3.2 Understanding waiting

4.4 million people were waiting for elective care before the Covid-19 crisis. This number is bound to grow significantly as a result of recent cancellations. Health and care leaders need to think through the information and support needs of the rapidly growing number of people waiting for NHS assessment, diagnosis or treatment. 

National Voices is investigating the experiences of people who are waiting. We started this work before Covid-19, but it now has new urgency. Through a literature review and an analysis of Care Opinion data, we have identified some common themes, including pain, psychological distress, fears around deterioration in health, threats to employment and loss of income, and increasing lack of trust in care providers. At its worst, this experience is described as a life ‘on hold,’ characterised by uncertainty and precarity in relation to family, work and social lives. This sense of a lack of control arising from the uncertainties of waiting will likely be compounded by the psychological effect of lockdown.

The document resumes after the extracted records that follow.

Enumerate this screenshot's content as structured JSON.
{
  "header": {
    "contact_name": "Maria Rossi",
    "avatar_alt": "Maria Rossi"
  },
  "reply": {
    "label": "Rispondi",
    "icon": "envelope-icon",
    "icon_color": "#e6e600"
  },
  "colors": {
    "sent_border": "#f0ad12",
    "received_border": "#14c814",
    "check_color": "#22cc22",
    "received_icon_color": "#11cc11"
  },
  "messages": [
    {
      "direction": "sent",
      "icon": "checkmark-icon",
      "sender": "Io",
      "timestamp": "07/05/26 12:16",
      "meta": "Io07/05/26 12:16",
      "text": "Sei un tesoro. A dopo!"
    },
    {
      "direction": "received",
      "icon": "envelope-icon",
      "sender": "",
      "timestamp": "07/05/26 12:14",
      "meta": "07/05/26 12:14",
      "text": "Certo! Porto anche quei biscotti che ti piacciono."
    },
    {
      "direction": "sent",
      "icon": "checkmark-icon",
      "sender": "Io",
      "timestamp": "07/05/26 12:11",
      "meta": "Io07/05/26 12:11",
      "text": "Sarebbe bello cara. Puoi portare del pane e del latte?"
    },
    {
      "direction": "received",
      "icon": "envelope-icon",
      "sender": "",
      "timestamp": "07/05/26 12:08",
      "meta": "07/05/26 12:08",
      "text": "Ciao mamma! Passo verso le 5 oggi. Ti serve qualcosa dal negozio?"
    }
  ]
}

It is essential now to properly value and acknowledge the experience of waiting. Supporting people who are waiting needs to be thought of as a necessary part of health care. As one interviewee has said: ‘It's the not knowing that kills you’.

 

  1. The VCSE support offer

“Grateful that we have each other and that there are lifelines of support in our community still helping us day by day. It's not easy. It's a challenge but as long as we remember that there are incredible charities and support networks out there, reach out and you will find that we are never truly alone.”

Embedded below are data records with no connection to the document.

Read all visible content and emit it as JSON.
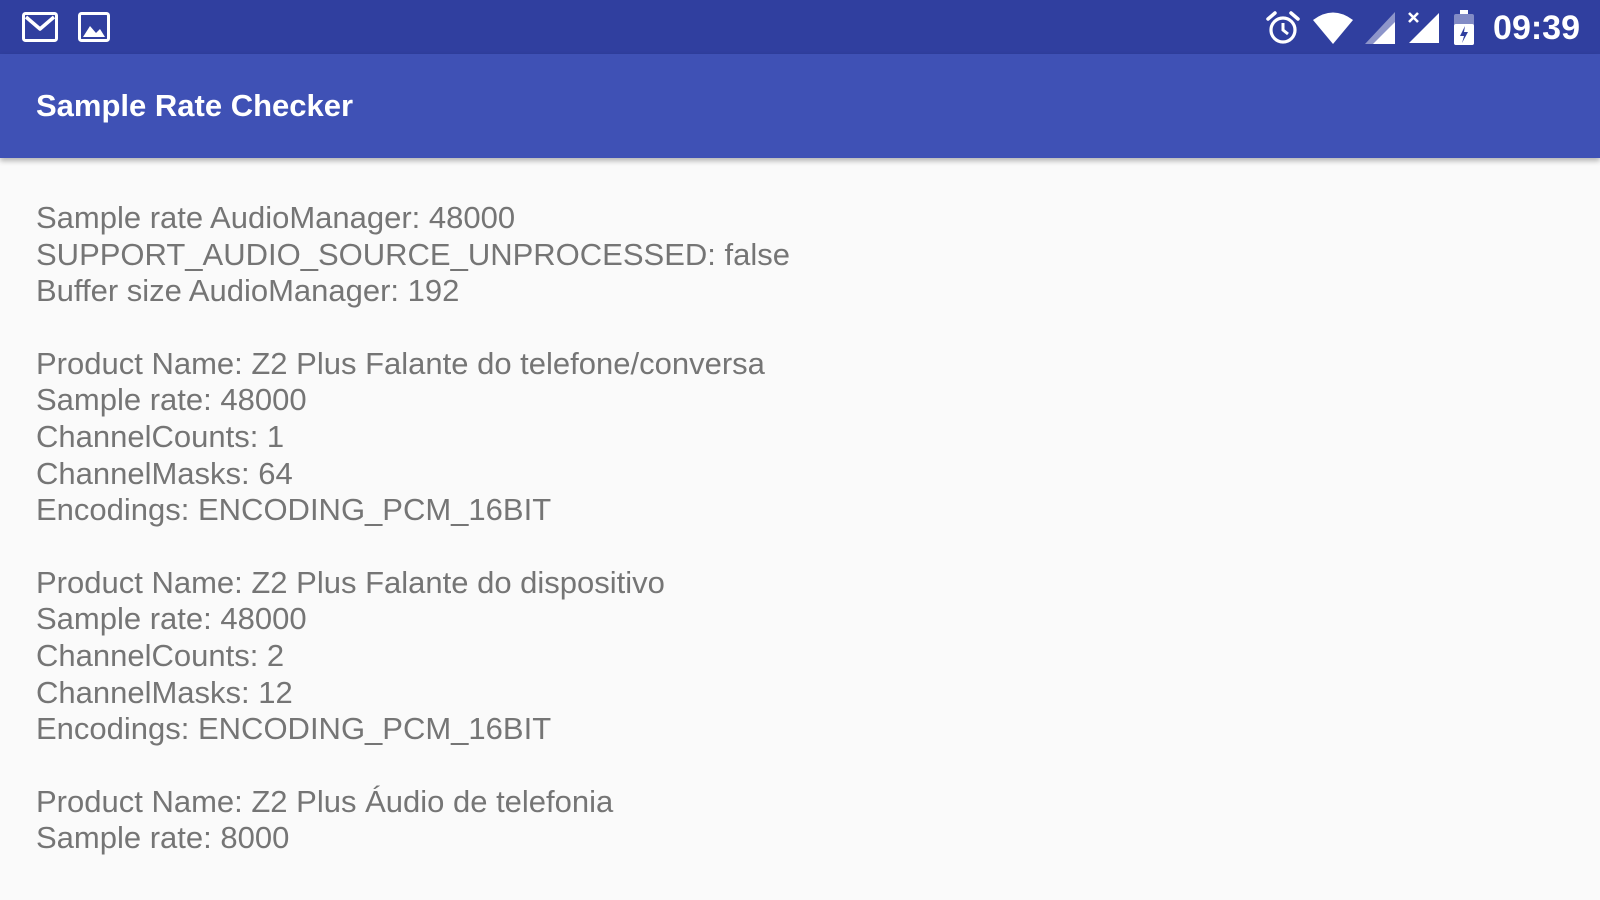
{
  "status_bar": {
    "time": "09:39",
    "icons_left": [
      "gmail-icon",
      "gallery-icon"
    ],
    "icons_right": [
      "alarm-icon",
      "wifi-icon",
      "signal-icon",
      "signal-no-service-icon",
      "battery-icon"
    ]
  },
  "app_bar": {
    "title": "Sample Rate Checker"
  },
  "content": {
    "blocks": [
      {
        "lines": [
          "Sample rate AudioManager: 48000",
          "SUPPORT_AUDIO_SOURCE_UNPROCESSED: false",
          "Buffer size AudioManager: 192"
        ]
      },
      {
        "lines": [
          "Product Name: Z2 Plus Falante do telefone/conversa",
          "Sample rate: 48000",
          "ChannelCounts: 1",
          "ChannelMasks: 64",
          "Encodings: ENCODING_PCM_16BIT"
        ]
      },
      {
        "lines": [
          "Product Name: Z2 Plus Falante do dispositivo",
          "Sample rate: 48000",
          "ChannelCounts: 2",
          "ChannelMasks: 12",
          "Encodings: ENCODING_PCM_16BIT"
        ]
      },
      {
        "lines": [
          "Product Name: Z2 Plus Áudio de telefonia",
          "Sample rate: 8000"
        ]
      }
    ]
  },
  "colors": {
    "status_bar": "#303f9f",
    "app_bar": "#3f51b5",
    "background": "#fafafa",
    "text": "#757575"
  }
}
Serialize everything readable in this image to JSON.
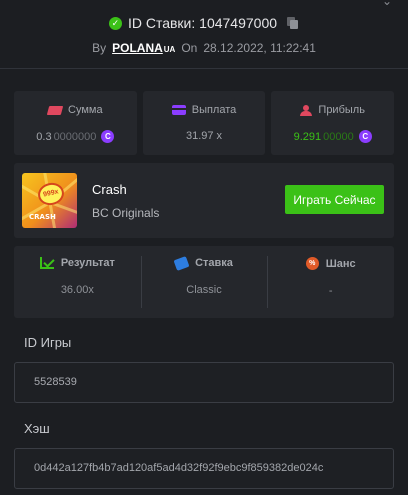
{
  "header": {
    "bet_id_label": "ID Ставки: 1047497000",
    "by_label": "By",
    "user_name": "POLANA",
    "user_country": "UA",
    "on_label": "On",
    "date": "28.12.2022, 11:22:41"
  },
  "stats": [
    {
      "label": "Сумма",
      "value_main": "0.3",
      "value_tail": "0000000",
      "coin": "C"
    },
    {
      "label": "Выплата",
      "value": "31.97 x"
    },
    {
      "label": "Прибыль",
      "value_main": "9.291",
      "value_tail": "00000",
      "coin": "C"
    }
  ],
  "game": {
    "name": "Crash",
    "provider": "BC Originals",
    "play_label": "Играть Сейчас",
    "thumb_badge": "999x",
    "thumb_word": "CRASH"
  },
  "result": {
    "columns": [
      {
        "label": "Результат",
        "value": "36.00x"
      },
      {
        "label": "Ставка",
        "value": "Classic"
      },
      {
        "label": "Шанс",
        "value": "-"
      }
    ]
  },
  "fields": {
    "game_id_label": "ID Игры",
    "game_id_value": "5528539",
    "hash_label": "Хэш",
    "hash_value": "0d442a127fb4b7ad120af5ad4d32f92f9ebc9f859382de024c"
  },
  "colors": {
    "background": "#1c1e22",
    "card": "#25272c",
    "accent_green": "#3bc117",
    "coin_purple": "#8b3dff",
    "red": "#e0485f",
    "blue": "#2d7de0",
    "orange": "#e05a28"
  },
  "icons": {
    "verified": "check-circle-icon",
    "copy": "copy-icon",
    "sum": "ticket-icon",
    "payout": "card-icon",
    "profit": "user-icon",
    "result": "chart-icon",
    "stake": "tag-icon",
    "chance": "percent-icon",
    "coin": "coin-icon"
  }
}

Carol, living with lung conditions

Our member charities – and many others – have stepped up to meet people’s significantly increased information and advice needs, as well as emotional and peer support. Hardly any of this is funded by the NHS or local authorities, and charities cannot do their usual community fundraising. This makes the work health and care charities do unsustainable, which will cause a major problem for the NHS, but more importantly for the people we support. Where are people going to go with their information and advice needs if charities need to reduce their service offer? GPs and clinical teams are a more expensive, and less holistic way, of supporting people who do not just struggle with clinical needs but are often also lonely and worried about their incomes or carers responsibilities. Charities are experts at seeing the person, not the illness.

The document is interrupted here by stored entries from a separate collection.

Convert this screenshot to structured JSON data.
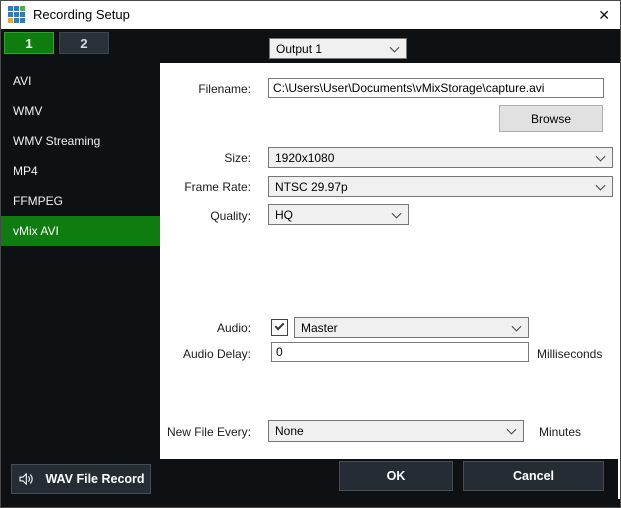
{
  "window": {
    "title": "Recording Setup",
    "close_glyph": "✕"
  },
  "tabs": [
    {
      "label": "1",
      "selected": true
    },
    {
      "label": "2",
      "selected": false
    }
  ],
  "output_select": {
    "value": "Output 1"
  },
  "sidebar": {
    "items": [
      {
        "label": "AVI",
        "selected": false
      },
      {
        "label": "WMV",
        "selected": false
      },
      {
        "label": "WMV Streaming",
        "selected": false
      },
      {
        "label": "MP4",
        "selected": false
      },
      {
        "label": "FFMPEG",
        "selected": false
      },
      {
        "label": "vMix AVI",
        "selected": true
      }
    ]
  },
  "form": {
    "filename": {
      "label": "Filename:",
      "value": "C:\\Users\\User\\Documents\\vMixStorage\\capture.avi"
    },
    "browse_label": "Browse",
    "size": {
      "label": "Size:",
      "value": "1920x1080"
    },
    "frame_rate": {
      "label": "Frame Rate:",
      "value": "NTSC 29.97p"
    },
    "quality": {
      "label": "Quality:",
      "value": "HQ"
    },
    "audio": {
      "label": "Audio:",
      "checked": true,
      "value": "Master"
    },
    "audio_delay": {
      "label": "Audio Delay:",
      "value": "0",
      "unit": "Milliseconds"
    },
    "new_file_every": {
      "label": "New File Every:",
      "value": "None",
      "unit": "Minutes"
    }
  },
  "footer": {
    "wav_label": "WAV File Record",
    "ok_label": "OK",
    "cancel_label": "Cancel"
  },
  "colors": {
    "accent_green": "#0e7c0e",
    "accent_green_border": "#2fa32f",
    "dark_bg": "#0e1114",
    "panel_bg": "#ffffff",
    "dark_button": "#262c33",
    "icon_blue": "#2f7ac5",
    "icon_green": "#55a946",
    "icon_orange": "#f0a32f"
  }
}
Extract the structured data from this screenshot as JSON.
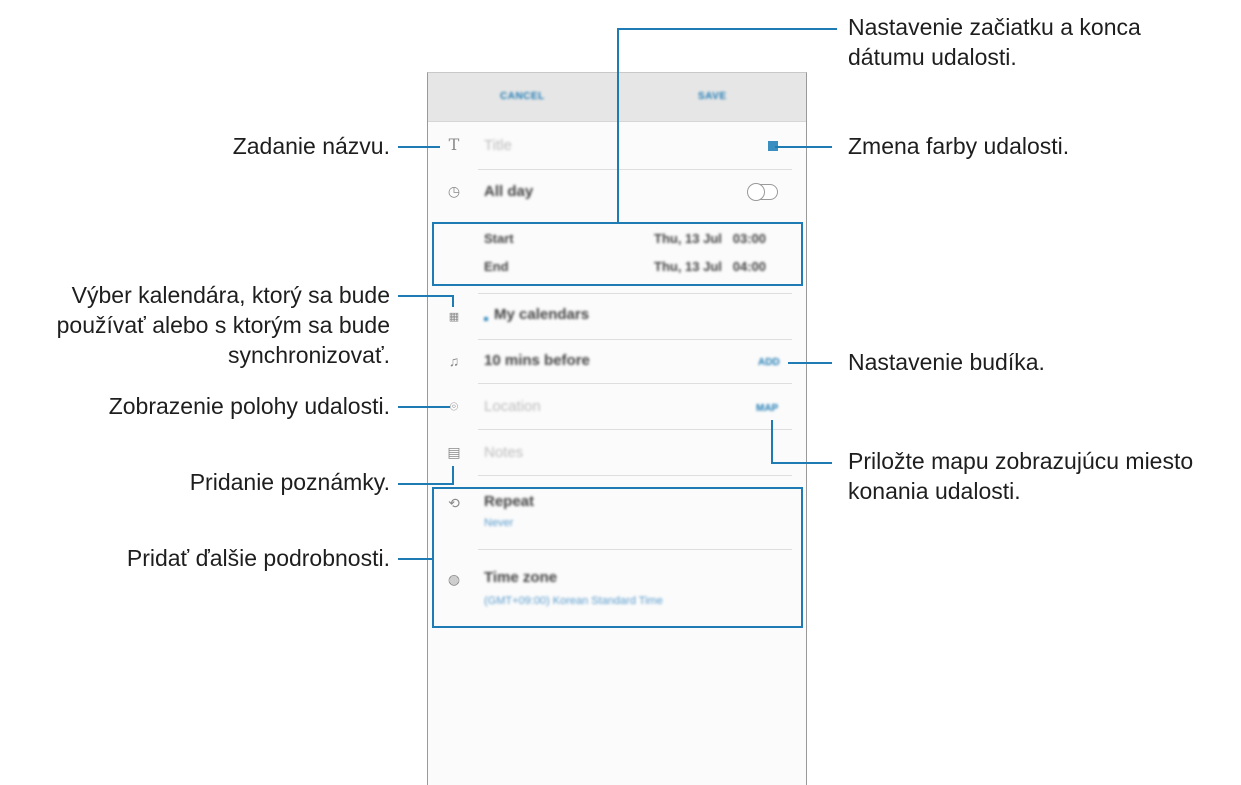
{
  "phone": {
    "topbar": {
      "cancel": "CANCEL",
      "save": "SAVE"
    },
    "title_placeholder": "Title",
    "all_day": "All day",
    "start_label": "Start",
    "start_value": "Thu, 13 Jul   03:00",
    "end_label": "End",
    "end_value": "Thu, 13 Jul   04:00",
    "calendar": "My calendars",
    "alarm": "10 mins before",
    "alarm_action": "ADD",
    "location_placeholder": "Location",
    "map_action": "MAP",
    "notes_placeholder": "Notes",
    "repeat_label": "Repeat",
    "repeat_value": "Never",
    "timezone_label": "Time zone",
    "timezone_value": "(GMT+09:00) Korean Standard Time"
  },
  "callouts": {
    "date_range": "Nastavenie začiatku a konca\ndátumu udalosti.",
    "title": "Zadanie názvu.",
    "color": "Zmena farby udalosti.",
    "calendar": "Výber kalendára, ktorý sa bude\npoužívať alebo s ktorým sa bude\nsynchronizovať.",
    "alarm": "Nastavenie budíka.",
    "location": "Zobrazenie polohy udalosti.",
    "map": "Priložte mapu zobrazujúcu miesto\nkonania udalosti.",
    "notes": "Pridanie poznámky.",
    "details": "Pridať ďalšie podrobnosti."
  },
  "colors": {
    "accent": "#1f7bb4",
    "event_color": "#3b8fc0"
  }
}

We need charities to be able to continue doing this work in partnership with the health and care system.

  1. Conclusion

The health and care system’s (necessary) response to the Covid-19 crisis has caused many problems for people living with ongoing health and care needs. As the acute phase passes, the next period needs to place those people at the centre: listen to their experience and ensure that those with the biggest needs (who are often also those at the receiving end of inequality and disadvantage) are prioritised.

Supporting people through the new normal will require us to intelligently blend non-medical support (advice, information, and carers, emotional and peer support) with clear access routes to high quality clinical care – for ongoing as well as urgent health needs. These models must be built with the users’ experience front and centre.

 

“Life has changed but is still being lived!!! I haven’t been worsted or cowed by this invisible foe. I am working full time and living but just in a different way.”